Zurück zum Tagesgeschehen: Stephen Appiah von Fenerbahce Istanbul wird mit Schalke in Verbindung gebracht. Widerspräche eine Verpflichtung mit einer geschätzten Ablösesumme von zehn Millionen Euro nicht absolut der Schalker Transferpolitik der letzten Jahre?
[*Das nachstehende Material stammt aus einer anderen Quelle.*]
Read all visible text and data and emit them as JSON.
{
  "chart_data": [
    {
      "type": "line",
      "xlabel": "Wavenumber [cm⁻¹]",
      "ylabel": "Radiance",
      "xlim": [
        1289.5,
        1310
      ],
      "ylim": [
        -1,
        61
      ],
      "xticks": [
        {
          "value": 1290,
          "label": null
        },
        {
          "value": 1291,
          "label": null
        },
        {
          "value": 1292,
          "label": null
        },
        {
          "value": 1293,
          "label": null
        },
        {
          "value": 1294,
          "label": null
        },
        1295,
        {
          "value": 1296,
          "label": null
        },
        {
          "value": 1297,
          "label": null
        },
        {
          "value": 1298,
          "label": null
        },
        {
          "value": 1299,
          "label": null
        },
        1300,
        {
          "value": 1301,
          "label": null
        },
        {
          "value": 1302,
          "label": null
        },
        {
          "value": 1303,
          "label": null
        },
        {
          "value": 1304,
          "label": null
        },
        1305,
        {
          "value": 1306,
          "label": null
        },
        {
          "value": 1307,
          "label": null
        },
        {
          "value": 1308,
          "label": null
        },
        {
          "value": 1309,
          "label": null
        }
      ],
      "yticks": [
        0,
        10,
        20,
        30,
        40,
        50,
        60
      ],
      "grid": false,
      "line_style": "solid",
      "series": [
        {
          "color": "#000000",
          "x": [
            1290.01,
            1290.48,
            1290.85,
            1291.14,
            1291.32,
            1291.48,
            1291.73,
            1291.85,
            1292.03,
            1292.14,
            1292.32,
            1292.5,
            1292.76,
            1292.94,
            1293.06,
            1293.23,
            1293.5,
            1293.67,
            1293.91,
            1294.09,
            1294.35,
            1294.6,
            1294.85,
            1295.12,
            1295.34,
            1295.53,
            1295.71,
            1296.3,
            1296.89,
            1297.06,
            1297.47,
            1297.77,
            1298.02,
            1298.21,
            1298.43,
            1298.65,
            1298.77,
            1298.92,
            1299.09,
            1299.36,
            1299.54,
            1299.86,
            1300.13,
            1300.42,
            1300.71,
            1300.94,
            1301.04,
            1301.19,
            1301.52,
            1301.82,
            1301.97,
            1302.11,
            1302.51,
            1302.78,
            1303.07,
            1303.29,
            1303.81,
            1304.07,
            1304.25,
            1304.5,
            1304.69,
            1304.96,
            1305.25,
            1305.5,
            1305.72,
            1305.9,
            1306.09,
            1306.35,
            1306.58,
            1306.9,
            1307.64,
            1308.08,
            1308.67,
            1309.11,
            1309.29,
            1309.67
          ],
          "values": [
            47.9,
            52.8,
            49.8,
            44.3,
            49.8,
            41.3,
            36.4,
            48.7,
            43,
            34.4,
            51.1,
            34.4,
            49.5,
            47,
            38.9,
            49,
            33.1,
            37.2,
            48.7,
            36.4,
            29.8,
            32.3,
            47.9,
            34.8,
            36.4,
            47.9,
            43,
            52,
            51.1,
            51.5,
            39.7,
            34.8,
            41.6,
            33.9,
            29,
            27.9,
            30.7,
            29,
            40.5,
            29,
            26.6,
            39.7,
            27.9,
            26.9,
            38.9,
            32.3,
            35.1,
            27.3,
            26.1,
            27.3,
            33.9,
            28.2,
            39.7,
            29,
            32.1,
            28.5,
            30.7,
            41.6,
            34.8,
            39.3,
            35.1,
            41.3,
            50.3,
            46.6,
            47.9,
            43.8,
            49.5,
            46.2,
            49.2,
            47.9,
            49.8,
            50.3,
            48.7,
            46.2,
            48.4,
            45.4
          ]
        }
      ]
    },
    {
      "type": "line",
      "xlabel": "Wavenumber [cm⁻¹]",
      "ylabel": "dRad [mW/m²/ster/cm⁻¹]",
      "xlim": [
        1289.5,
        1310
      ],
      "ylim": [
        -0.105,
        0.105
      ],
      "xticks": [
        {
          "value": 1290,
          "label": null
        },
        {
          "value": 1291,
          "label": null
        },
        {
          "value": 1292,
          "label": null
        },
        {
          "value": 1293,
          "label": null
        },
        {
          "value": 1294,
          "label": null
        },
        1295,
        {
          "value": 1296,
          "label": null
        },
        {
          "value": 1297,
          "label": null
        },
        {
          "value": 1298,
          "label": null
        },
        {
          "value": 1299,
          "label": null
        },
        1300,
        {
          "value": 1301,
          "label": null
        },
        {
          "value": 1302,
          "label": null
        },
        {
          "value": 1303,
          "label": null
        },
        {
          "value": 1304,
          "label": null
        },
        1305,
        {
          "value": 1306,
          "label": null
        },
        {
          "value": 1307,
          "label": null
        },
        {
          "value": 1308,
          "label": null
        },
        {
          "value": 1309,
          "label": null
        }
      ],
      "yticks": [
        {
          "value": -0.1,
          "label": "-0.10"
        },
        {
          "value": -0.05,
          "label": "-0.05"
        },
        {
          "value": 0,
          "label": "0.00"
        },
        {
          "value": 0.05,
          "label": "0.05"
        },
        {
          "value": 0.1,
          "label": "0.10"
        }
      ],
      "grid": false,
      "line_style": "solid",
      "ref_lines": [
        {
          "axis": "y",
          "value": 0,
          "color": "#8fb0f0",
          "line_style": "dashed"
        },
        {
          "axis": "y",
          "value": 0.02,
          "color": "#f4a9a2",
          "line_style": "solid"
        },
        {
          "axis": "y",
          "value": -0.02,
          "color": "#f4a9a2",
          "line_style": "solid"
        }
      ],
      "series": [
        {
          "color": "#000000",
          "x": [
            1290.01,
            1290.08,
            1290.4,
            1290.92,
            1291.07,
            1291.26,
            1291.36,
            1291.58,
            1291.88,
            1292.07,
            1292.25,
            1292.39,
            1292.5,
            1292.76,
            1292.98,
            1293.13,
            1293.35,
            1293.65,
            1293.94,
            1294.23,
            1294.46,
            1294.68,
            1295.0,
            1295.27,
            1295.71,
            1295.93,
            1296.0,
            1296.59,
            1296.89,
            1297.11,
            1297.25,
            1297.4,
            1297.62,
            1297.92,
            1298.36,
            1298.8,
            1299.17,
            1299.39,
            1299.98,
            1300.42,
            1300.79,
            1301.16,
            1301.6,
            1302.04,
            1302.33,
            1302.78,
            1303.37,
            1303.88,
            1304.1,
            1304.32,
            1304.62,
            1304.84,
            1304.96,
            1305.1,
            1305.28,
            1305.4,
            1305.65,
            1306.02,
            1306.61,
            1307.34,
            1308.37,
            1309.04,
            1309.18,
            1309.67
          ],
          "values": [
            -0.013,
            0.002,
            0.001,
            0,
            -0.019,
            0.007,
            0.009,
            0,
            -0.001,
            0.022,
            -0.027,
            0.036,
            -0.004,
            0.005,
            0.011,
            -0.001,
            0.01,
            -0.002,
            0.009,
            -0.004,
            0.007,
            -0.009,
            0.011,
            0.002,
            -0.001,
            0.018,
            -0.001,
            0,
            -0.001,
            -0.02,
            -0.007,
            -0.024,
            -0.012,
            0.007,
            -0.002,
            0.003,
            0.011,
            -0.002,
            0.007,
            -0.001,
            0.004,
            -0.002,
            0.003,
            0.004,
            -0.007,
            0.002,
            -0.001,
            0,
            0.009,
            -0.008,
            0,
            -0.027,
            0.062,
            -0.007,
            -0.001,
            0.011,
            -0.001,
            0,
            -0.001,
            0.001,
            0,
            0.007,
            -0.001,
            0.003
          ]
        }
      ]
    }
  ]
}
Das sehen Sie richtig! So weit sind wir noch nicht, dass wir uns diesen Spieler leisten können, zumindest war den derzeitigen Stand der Gespräche betrifft. Natürlich stünde er uns sportlich gut zu Gesicht. Wir haben uns aber auf die Fahne geschrieben, dass wir alles aus dem laufenden Cashflow bestreiten und keine weiteren Kredite aufnehmen.

Wie viel Geld für Neueinkäufe geben Sie denn aus dem Etat frei?

Zwischen vier und fünf Millionen Euro, mehr nicht. Außer für Spielertransfers muss Schalke auch noch einmal auf dem Vereinsgelände investieren. Stichwort: Parkstadion, das zu einem Kleinstadion für die zweite Mannschaft plus weiteren Trainingsfeldern umgebaut werden soll!

Das steht auf der Prioritätenliste nicht oben, Wir werden irgendwann die Haupttribüne abreißen. Aber ich sage Ihnen ganz ehrlich: Bevor ich jetzt und heute zehn oder 20 Millionen ins Parkstadion stecke, kaufe ich lieber Appiah!